By: Ashley Avery, First Florida Credit Union
When the World Wide Web launched in 1991, no one could say with certainty what the world of the web would look like in 2020. They only knew it was going to change the world.
Our ability to connect and explore has grown exponentially. And so have the opportunities for our lives to be digitally hacked. We’re now operating daily on a platform that offers up our personal data, and we’re still learning how to protect it. Personal data theft is now so prevalent; it’s not if, but when.
In 2018, there were 1.4 million fraud reports submitted to the Federal Trade Commission (FTC). The most common fraud and scams are:
- Imposter Scams
- Debt Collection
- Identity Theft
- Phone Fraud
- Credit & Debt Recovery
- “Free” Trials
- Fake Charities
- Fake Lottery & Sweepstakes
First Florida has a dedicated team of IT security personnel, elite security software, and highly trained staff that take all precautions to protect our members’ data. But what if you’re a regular Joe who uses the internet like everyone else without a team of professionals by your side?
There are two easy ways you can take action today that will greatly increase your chances of avoiding fraud.
Learn to Spot Malicious Emails
Have you heard of social engineering? It’s a term you’re likely to hear again. Social engineering is the use of deception to manipulate individuals into divulging confidential or personal information that may be used for fraudulent purposes.
Malicious emails are a prime example of social engineering. Believe it or not, they are still an effective way for hackers to get your personal information or even tap into your personal accounts. When you receive an email that looks suspicious, first look at the domain.

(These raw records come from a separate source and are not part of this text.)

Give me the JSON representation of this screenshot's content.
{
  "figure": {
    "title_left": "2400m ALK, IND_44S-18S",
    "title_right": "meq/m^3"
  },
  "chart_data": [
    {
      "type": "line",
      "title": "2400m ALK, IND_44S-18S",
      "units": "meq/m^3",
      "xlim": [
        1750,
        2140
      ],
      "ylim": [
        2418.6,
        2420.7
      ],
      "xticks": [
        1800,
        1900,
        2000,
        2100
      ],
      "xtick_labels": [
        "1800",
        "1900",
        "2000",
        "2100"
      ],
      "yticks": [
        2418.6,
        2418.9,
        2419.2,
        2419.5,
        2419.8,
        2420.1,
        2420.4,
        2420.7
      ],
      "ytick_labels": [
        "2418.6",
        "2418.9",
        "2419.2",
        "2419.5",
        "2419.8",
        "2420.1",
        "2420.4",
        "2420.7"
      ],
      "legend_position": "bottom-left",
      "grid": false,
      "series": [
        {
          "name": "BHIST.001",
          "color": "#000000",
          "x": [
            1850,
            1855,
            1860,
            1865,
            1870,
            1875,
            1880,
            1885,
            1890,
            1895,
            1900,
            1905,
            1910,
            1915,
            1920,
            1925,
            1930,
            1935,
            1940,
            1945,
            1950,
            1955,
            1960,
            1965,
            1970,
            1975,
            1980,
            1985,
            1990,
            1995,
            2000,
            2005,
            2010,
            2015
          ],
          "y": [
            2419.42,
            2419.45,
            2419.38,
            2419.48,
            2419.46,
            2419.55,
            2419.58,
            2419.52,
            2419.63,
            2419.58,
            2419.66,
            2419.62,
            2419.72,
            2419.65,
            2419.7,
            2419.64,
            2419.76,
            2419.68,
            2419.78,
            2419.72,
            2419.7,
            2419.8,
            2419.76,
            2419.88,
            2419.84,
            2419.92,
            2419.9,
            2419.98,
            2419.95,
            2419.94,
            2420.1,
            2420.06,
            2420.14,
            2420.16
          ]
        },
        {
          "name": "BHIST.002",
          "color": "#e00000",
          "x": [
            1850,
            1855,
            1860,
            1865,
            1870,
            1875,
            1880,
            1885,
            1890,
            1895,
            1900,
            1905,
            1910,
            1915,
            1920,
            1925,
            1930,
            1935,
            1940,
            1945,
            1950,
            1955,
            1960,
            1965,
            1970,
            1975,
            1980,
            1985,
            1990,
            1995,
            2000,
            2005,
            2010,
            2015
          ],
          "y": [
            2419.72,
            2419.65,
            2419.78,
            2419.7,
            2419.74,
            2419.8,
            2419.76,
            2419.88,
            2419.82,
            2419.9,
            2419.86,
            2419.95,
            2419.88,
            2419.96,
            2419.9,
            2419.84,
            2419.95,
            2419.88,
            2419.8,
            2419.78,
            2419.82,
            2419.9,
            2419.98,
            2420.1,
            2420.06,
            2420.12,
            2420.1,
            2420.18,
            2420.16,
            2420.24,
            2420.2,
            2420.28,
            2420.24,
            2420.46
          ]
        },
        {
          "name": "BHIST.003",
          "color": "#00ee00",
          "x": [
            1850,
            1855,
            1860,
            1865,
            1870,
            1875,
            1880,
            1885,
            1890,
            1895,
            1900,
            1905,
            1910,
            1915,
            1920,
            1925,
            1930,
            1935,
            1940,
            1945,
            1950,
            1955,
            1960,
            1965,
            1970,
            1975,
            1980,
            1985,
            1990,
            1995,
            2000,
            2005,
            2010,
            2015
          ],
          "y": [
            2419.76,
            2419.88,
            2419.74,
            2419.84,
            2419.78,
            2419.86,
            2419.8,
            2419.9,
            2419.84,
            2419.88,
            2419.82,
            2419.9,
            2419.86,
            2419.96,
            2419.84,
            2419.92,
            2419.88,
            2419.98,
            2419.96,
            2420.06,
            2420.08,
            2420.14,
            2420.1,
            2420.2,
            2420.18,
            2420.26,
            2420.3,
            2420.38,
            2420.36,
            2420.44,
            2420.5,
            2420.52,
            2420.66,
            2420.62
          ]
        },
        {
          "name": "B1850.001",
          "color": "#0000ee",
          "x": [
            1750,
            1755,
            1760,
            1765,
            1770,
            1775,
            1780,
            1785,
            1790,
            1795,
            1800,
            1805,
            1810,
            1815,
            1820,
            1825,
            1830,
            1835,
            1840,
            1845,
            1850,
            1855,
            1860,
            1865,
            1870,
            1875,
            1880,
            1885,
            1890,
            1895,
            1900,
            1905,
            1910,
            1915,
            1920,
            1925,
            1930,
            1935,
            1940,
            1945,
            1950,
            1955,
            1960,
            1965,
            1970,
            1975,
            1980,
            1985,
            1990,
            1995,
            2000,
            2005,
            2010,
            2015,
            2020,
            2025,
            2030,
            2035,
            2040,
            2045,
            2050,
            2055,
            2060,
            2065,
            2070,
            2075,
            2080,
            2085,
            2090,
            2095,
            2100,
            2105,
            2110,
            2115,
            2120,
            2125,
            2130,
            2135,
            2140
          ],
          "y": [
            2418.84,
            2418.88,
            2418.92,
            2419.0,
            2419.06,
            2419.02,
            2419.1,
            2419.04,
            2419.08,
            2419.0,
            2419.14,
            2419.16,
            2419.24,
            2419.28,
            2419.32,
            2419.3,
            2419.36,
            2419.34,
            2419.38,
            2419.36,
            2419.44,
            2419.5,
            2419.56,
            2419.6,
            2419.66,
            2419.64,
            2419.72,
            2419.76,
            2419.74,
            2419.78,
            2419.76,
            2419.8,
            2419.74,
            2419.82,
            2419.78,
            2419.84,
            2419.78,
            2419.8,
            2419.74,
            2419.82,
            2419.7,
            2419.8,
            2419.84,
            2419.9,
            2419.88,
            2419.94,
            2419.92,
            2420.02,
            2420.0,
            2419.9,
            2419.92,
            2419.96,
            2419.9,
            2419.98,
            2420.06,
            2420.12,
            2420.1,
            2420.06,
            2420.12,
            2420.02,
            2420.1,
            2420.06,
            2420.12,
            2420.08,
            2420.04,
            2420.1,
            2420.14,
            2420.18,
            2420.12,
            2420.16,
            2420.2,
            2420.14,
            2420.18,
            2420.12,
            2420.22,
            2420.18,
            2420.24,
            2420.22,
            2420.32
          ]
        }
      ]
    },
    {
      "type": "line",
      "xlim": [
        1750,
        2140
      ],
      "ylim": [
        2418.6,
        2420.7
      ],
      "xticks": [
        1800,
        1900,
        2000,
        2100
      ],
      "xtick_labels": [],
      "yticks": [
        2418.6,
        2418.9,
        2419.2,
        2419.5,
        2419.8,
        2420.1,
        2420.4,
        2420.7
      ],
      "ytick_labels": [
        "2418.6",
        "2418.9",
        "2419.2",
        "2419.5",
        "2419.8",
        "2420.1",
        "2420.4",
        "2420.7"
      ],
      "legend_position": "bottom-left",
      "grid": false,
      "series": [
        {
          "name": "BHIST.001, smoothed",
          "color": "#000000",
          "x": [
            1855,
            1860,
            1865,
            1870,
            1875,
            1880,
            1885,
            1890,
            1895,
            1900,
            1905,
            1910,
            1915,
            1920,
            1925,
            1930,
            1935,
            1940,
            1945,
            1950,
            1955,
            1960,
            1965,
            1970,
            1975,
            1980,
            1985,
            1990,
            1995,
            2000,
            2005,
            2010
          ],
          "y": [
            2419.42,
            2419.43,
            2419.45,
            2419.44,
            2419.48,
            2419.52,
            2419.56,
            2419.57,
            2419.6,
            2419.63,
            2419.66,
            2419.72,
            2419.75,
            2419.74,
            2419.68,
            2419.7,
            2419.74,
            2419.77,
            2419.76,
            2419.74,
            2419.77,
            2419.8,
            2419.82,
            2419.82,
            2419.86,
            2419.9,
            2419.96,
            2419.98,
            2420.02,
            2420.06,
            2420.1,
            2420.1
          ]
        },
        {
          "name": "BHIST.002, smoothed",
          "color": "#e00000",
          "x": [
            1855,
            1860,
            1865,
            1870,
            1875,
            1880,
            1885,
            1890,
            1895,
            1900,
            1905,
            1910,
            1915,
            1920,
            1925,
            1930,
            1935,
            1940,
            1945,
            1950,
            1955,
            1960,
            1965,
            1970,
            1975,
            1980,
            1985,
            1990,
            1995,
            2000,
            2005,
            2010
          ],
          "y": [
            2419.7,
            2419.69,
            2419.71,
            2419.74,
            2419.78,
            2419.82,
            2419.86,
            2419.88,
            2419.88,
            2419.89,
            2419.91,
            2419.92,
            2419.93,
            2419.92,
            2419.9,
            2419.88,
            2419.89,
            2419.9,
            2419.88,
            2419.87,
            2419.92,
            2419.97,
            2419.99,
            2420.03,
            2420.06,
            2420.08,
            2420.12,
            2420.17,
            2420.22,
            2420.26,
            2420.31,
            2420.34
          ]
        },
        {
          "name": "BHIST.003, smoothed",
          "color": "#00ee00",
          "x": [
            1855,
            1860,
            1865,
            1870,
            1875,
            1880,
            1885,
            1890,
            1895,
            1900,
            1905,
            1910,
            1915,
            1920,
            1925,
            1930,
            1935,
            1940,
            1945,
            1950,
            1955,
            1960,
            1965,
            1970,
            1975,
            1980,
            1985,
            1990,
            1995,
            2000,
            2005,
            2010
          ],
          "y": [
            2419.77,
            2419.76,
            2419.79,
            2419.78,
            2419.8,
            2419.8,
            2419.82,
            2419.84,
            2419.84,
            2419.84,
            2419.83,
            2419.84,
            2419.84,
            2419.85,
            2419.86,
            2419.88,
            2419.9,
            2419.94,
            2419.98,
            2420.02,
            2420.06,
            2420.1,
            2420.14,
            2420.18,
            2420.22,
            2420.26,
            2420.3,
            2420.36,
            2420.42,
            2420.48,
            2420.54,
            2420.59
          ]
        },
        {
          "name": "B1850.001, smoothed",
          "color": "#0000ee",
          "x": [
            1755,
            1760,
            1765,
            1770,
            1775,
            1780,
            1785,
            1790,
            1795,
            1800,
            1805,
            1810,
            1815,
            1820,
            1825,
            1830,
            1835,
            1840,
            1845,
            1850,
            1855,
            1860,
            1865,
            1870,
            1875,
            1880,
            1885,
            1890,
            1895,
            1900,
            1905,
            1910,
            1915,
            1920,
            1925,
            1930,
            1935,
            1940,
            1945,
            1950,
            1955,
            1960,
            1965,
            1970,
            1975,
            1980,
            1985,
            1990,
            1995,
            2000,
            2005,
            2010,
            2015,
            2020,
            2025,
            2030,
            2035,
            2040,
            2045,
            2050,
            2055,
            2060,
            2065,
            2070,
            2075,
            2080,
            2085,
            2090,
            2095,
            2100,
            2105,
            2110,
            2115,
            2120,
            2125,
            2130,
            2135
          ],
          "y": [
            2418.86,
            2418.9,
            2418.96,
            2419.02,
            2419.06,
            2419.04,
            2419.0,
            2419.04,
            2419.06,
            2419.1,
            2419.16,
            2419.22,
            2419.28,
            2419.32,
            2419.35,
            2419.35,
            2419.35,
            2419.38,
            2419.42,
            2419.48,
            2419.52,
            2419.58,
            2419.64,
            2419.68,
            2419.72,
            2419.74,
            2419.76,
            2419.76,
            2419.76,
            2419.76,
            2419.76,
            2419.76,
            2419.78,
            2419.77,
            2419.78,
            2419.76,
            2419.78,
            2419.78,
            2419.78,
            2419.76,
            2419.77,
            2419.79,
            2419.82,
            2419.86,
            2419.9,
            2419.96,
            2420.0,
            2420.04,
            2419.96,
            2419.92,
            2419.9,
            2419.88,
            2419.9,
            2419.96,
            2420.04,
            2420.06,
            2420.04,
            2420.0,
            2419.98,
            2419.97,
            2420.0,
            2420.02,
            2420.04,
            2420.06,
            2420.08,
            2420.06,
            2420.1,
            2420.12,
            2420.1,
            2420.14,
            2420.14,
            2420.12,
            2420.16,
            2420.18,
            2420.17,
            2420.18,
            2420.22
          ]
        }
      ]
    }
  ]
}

The domain is anything that comes after the @ symbol in the email address. This is usually the first indicator that the email is malicious. There is usually something that indicates it is different than legitimate emails you may have received previously, such as an extra dash or a misspelling.
Look for other signs in the body of the email. Often malicious emails will solicit you to take some form of action, using language that creates a sense of urgency, such as asking you to verify a purchase or enter your payment information to complete a transaction. These emails can be scary because they can closely mimic emails you may have received before. Instead of clicking on the link, if it’s a provider you use, contact them directly and verify the email was sent to you.
Practicing Good Password Hygiene
Online transactions are a part of our everyday lives, too, which makes practicing good password hygiene imperative. But how? For starters, you can safeguard your passwords or passphrases by ensuring they are:
- Unique between websites and services
- Never shared
- Stored in a password manager
It can be inconvenient at times, but when the password is the only thing separating someone else from accessing your accounts, perhaps making a little more effort is an acceptable tradeoff.
Most people have several online accounts, and chances are the same password has been used across at least one of those accounts. This practice increases the risk that your account will be compromised. The risk-scenario is most often realized when any one of those services or websites has lost control of its own passwords (commonly known as a breach). Those lost passwords include your password. When this happens, the set of credentials lost (which you may also use at two or more locations) will be sold, traded, or posted publically. It is only a matter of time when the credentials on a list are tried against popular sites and may match the login for your accounts. The term for this technique is called “credential stuffing” and is incredibly successful!
So, how do you defend against this real risk?
- Never reuse passwords across websites or services. Change your accounts to have unique passwords now! First Florida recommends using unique passphrases, phrases that are complex, but are easier for you to recall.
- Be aware of where you type your credentials. Logging in after clicking a link from an email requires an abundant amount of caution. Remember that credential theft is one of the primary targets of phishing emails.
- Use a second factor to login when it is offered. This goes by many names – Multi-Factor Authentication (MFA), 2-Factor Authentication (2FA), or two-step authentication. This will require you to enter a separate, one-time code that is usually sent to your phone to obtain entry into your online account. First Florida Credit Union offers this security service for members.
- Never use easily found information for a password. Avoid using words or phrases in your passwords that are easily found on your public social sites, such as your pet’s name, where you were born, your birth date, or anything similar.
Adequately securing your accounts online should be as important to you as locking your home or vehicle. It does not guarantee protection, but it is an easily managed safeguard against intruders.
Cyberattacks occur in many ways. Taking action today with the tips above could prevent you from being the next victim. We always remind our members that First Florida will never call, email, or text you to ask for your personal information. Any credible institution or business should never ask, either. Always keep this in mind. If they do, it’s probably a scam.